Node is not a data specific application and won't live entirely in the data-plane. It is general purpose and libuv especially has a lot of moving parts that might blur between the data-plane and control-plane. I would imagine you would have better luck building a unikernel dedicated for node than to try and shoehorn node into Arrakis.

arstneio · on Nov 15, 2014

The main enabler seems to be the fact that isolation is now redundantly enforced in two places - both by the kernel, and by IO device drivers. In return for making the hardware support non-optional, Arrakis eliminates the kernel's involvement.

rbanffy · on Nov 15, 2014

> The main enabler seems to be the fact that isolation is now redundantly enforced in two places

Can the kernel realize it and, if the hardware can manage isolation with OS semantics, step aside?
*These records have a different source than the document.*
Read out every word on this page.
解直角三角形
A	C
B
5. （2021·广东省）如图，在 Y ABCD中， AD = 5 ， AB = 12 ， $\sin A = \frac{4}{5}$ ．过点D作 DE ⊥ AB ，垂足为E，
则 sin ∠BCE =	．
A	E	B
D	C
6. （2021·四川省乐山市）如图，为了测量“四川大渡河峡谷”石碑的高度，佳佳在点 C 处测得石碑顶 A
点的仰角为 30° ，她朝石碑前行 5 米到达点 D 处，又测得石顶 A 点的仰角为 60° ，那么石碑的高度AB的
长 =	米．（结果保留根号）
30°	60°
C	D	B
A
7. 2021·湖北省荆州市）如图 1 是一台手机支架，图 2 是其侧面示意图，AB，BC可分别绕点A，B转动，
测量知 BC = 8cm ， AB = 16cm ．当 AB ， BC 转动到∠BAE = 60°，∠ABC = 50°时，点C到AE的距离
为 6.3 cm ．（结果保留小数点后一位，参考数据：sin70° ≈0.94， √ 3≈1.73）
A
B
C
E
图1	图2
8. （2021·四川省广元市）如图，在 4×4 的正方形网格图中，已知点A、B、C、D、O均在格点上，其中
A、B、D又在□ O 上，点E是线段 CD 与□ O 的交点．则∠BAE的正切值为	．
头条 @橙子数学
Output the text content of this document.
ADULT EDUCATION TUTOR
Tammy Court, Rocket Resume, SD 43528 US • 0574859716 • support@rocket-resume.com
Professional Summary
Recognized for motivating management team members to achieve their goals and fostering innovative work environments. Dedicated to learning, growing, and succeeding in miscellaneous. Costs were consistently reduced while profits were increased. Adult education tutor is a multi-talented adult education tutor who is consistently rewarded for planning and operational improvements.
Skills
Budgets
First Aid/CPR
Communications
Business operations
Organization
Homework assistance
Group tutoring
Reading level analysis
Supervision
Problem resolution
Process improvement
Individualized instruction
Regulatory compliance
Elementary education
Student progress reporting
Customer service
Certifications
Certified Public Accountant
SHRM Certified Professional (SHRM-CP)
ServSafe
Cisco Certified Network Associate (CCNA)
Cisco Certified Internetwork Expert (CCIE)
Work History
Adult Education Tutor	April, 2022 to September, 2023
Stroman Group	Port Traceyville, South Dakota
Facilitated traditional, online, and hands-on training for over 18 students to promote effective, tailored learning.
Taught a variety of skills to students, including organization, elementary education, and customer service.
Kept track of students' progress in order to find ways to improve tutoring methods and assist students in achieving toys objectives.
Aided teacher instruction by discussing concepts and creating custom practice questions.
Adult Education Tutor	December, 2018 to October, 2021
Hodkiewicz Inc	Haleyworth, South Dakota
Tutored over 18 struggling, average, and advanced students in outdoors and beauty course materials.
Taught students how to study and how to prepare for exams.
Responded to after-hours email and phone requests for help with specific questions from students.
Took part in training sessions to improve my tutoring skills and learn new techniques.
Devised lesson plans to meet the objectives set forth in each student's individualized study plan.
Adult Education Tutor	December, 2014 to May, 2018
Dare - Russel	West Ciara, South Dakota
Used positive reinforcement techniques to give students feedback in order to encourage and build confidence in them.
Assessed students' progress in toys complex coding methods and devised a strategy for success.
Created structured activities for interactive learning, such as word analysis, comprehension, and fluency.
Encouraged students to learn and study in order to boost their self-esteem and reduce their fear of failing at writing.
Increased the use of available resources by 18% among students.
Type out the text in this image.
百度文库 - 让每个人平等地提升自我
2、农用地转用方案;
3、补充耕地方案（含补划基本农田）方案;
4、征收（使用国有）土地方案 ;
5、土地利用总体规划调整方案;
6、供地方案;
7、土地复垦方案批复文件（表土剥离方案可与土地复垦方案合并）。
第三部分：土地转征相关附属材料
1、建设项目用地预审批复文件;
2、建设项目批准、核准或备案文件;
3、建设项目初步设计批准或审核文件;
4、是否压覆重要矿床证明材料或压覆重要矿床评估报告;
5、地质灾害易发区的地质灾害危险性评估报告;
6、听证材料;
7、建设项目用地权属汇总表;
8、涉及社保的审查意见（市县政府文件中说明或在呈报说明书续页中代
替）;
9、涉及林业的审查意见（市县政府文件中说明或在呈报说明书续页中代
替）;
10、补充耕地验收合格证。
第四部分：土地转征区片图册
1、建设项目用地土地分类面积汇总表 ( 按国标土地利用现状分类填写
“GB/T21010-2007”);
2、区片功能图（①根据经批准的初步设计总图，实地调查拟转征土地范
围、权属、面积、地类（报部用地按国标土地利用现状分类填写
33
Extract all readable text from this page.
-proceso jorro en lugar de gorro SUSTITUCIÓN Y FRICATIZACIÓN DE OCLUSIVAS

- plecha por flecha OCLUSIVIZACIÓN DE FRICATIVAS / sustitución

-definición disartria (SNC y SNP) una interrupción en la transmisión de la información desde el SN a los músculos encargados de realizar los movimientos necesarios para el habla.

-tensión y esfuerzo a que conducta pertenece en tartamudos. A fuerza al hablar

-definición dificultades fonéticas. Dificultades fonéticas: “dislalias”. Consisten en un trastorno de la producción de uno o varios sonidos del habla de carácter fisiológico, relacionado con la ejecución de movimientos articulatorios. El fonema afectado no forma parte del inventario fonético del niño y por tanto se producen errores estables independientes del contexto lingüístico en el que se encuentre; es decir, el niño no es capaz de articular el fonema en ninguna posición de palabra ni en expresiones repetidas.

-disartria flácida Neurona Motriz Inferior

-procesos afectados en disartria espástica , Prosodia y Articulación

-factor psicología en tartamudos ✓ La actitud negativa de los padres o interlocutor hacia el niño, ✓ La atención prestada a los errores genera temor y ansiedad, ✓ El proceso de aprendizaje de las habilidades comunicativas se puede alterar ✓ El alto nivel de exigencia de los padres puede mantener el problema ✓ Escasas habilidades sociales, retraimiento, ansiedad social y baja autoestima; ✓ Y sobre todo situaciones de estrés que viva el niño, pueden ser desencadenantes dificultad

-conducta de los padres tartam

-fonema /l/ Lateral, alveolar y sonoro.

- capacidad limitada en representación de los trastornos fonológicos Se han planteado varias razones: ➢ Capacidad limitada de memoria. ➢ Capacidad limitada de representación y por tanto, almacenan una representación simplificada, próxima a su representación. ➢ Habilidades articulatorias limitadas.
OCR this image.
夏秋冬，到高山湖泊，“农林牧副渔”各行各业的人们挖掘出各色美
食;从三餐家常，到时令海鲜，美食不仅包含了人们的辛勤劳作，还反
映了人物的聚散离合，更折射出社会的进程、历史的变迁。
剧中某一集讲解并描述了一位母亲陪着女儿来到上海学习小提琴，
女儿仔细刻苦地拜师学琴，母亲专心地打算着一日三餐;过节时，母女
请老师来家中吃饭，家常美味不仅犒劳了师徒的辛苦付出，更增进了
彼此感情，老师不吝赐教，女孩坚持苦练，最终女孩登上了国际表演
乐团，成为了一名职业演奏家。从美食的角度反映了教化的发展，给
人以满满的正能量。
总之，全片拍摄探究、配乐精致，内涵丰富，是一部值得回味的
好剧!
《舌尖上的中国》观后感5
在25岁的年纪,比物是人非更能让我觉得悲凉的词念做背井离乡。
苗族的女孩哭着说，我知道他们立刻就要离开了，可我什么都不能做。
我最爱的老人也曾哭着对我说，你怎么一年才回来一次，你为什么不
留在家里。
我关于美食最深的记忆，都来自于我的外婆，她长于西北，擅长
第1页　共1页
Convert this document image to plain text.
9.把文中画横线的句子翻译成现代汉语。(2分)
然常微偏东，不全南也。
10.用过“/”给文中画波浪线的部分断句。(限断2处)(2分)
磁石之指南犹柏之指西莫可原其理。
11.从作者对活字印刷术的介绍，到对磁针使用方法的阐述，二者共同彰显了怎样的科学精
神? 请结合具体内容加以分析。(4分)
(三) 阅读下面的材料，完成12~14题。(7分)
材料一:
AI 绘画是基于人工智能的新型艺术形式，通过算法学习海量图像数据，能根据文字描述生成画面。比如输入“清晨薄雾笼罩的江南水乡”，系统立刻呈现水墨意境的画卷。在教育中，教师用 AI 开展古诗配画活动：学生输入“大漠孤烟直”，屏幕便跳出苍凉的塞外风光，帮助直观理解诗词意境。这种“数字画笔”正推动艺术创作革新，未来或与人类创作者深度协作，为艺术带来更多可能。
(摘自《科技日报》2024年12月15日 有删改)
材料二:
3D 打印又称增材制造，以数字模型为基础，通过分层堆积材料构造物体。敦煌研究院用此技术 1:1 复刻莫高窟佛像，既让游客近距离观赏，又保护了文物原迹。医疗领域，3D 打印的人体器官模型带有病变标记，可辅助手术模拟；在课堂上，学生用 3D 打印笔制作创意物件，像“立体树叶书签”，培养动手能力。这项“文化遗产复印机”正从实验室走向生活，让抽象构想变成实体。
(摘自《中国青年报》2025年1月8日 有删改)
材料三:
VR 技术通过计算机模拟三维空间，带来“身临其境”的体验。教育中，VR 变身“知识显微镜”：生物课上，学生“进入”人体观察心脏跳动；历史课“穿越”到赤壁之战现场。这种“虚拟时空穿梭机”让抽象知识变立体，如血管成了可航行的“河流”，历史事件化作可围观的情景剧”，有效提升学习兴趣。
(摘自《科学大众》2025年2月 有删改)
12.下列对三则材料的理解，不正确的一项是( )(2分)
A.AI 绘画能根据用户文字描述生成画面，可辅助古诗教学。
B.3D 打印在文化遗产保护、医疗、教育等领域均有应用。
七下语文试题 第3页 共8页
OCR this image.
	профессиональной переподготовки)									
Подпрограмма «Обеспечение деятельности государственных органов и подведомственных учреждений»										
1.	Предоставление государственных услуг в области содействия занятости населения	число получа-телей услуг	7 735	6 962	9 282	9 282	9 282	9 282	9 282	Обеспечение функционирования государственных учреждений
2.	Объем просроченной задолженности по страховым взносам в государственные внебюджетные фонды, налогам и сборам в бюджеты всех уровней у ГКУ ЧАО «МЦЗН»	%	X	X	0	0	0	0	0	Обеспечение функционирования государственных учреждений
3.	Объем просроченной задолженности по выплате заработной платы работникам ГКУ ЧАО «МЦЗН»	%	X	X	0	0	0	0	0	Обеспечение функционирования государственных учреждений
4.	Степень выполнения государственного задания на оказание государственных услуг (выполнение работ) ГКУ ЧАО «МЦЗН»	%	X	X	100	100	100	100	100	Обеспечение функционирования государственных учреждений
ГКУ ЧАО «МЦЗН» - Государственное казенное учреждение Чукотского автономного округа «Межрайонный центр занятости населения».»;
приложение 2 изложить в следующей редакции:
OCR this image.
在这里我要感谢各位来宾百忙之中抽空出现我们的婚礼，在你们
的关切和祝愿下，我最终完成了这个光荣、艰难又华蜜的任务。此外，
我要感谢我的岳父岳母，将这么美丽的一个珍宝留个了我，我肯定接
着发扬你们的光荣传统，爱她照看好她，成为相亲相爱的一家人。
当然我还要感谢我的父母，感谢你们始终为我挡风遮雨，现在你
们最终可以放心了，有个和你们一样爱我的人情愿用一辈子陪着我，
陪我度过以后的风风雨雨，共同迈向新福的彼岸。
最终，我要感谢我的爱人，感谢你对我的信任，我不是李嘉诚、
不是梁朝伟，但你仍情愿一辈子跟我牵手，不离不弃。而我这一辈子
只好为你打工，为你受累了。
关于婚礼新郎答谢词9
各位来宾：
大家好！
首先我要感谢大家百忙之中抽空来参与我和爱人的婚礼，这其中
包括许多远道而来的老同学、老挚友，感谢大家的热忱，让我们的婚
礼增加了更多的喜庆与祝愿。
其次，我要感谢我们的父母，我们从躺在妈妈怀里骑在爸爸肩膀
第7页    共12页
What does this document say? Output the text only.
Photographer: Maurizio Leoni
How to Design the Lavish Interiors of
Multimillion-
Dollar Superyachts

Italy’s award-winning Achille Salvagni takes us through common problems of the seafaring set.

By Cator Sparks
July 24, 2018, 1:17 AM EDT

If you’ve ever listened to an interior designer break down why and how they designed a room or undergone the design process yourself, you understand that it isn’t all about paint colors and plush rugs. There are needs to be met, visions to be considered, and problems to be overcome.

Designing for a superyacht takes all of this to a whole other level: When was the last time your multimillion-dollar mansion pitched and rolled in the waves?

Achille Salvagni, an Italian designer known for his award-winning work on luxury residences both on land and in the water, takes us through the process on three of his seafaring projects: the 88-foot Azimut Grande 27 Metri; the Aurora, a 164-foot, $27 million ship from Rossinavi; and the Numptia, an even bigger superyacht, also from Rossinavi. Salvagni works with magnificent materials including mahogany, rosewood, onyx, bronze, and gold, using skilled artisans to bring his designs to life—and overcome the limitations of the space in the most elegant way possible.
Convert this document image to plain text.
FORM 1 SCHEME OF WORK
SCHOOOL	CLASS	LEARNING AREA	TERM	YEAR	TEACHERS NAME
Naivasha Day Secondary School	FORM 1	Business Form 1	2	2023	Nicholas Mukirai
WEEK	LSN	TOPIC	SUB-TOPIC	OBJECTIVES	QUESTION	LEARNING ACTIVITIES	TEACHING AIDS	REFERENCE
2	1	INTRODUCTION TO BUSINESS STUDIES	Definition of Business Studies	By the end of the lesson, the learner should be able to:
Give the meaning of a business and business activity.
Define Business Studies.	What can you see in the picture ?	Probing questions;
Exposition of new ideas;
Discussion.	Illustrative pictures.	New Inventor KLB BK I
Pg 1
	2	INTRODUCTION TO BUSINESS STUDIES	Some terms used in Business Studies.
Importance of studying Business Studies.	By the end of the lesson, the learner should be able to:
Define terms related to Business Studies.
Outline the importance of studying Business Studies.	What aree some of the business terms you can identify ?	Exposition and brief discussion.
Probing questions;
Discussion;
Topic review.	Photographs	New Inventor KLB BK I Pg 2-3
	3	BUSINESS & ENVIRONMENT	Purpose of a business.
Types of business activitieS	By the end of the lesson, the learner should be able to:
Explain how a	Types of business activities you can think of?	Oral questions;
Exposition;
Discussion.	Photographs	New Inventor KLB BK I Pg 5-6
This isolation support in hardware reminds me of the "Software on Silicon" thing Oracle has shown on their new SPARC. Is offloading more and more application and OS level logic to hardware going to explode?

MrDom · on Nov 16, 2014

Darn, I thought this was going to be about audio consoles[1].

[1]: http://arrakis-systems.com

digi_owl · on Nov 16, 2014

So in essence this is akin to running DOS inside a hardware assisted VM?